Be open to answering God’s call for your life. It’ll make all the difference.

If my legacy in my entire life amounts to half of these people’s on a daily basis, I would be satisfied.

“Here I am. Send me!” — Isaiah 6:8

Jun
25

Home Parents Provide Continued Support

Summer is a great time for former residents to come back and visit. Our Home Parents love these visits, as it demonstrates that the child continues to seek the love and acceptance he received while at Coyote Hill.

*name changed for sake of confidentiality

One such visit happened shortly after school was out. Chad* was able to return to The Zimmer Home for a few days. Chad has been living with a family member for a few months now, but was so excited to come back for a visit. Chad accepted Christ last fall while at the Zimmer Home, and while visiting he reminded Charlie that he never had the chance to get baptized. Charlie talked to him a lot about that, did some planning, and was able to baptize Chad that Sunday at church! It was a great testimony to the current children in the home, to see that no matter where they go in life, they’ll continue to be loved and supported by those who cared for them during their time at Coyote Hill.

Another encouraging visit occurred when the Smith* family joined Michael and Kayla Kauffman and kids at The Wright Home for dinner. The Kauffmans had grown very close to the Smith’s children while they lived in the home several months ago, so they were so excited to have the whole family for a visit. The Smiths have been attending church with The Wright Home, and the parents are always excited to give Michael and Kayla great reports when their kids do well. It’s been exciting to see the family growing closer to each other and to Christ!

Thanks for everything you, our Coyote Hill family of supporters, do to support our ministry to children…the results continue even after they leave our homes.

May
29

The Best Day Ever

It was “one of those days” for Lance Rainwater, Coyote Hill’s vocational skills instructor and property manager. But 14 year-old Mason*, Lance’s sidekick for the day, declared it “the greatest day ever.”

Lance and Mason had set out after a heavy snow in March, with the intention of moving hay to a pasture for a few of our horses. The task normally wouldn’t take very long.

“Things went wrong from the start,” Lance said, “First, we left the gate open, thinking the horses would stay with the hay.” The horses had a mind of their own, however, and before Lance and Mason could stop them, they had taken off through the gate.

“They took off towards the arena where the rest of the horses were,” Lance said. “We tried to catch up to them but eventually had to hop in the Gator.” However, on their way back to the horses, the Gator got stuck in the snow and the two were forced to find shovels to dig it out.

After the horses were finally back where they belonged, Mason and Lance went back to the tractor to get the second bale of hay. Thinking it would be easier to turn the tractor off while hooking up the large bale, Lance shut off the engine.

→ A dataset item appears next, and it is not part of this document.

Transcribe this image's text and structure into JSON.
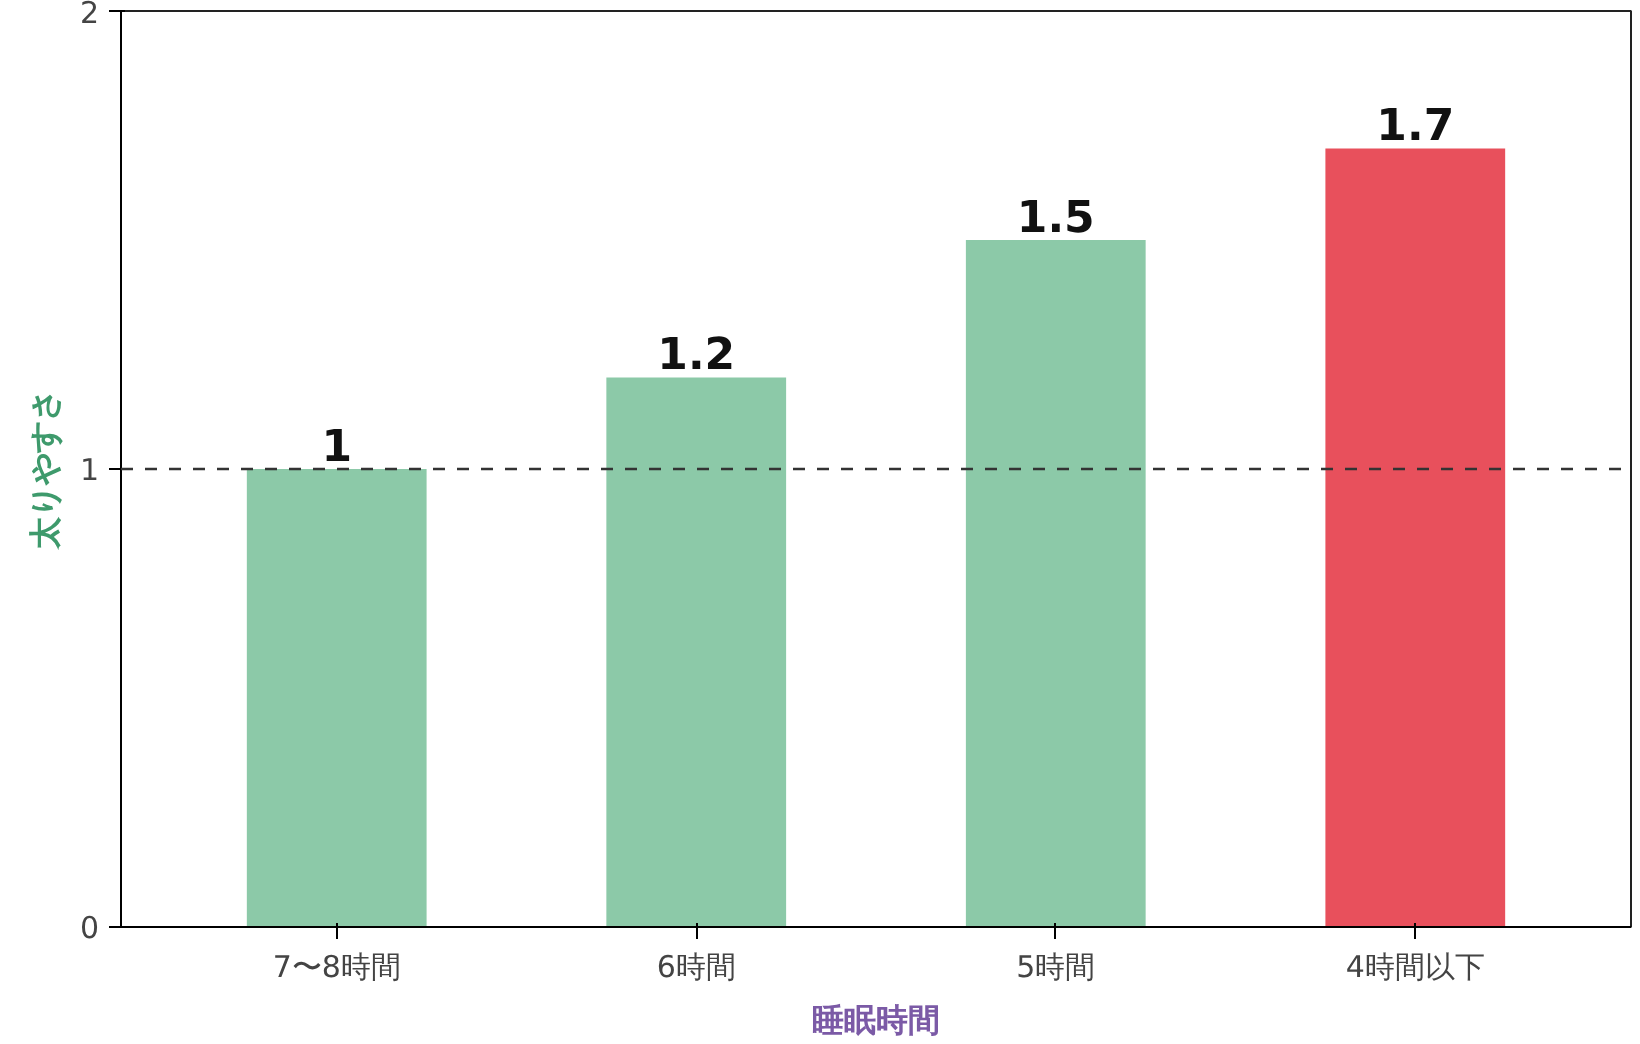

Upon hooking up the bale, Lance turned the keys to start the tractor – but nothing happened.

After 45 minutes of trying to revive it, Lance called Executive Director Larry McDaniel, hoping he would have some advice. “It took Larry literally five seconds to figure it out,” Lance said. “Larry asked us if the PTO was on. It was. All I had to do was turn it off, and the tractor started.”

“I had been pretty frustrated up to that point,” Lance said. “But when we found out it was simply an operating error, I couldn’t help but smile.”

Now, a few weeks after the event, Lance just laughs and shakes his head whenever he talks about it. “Mason got to do so much that day that he had never done before…digging things out of the snow, running after the horses. To him – it was a great day!”

We’re all proud of Mason’s positive outlook.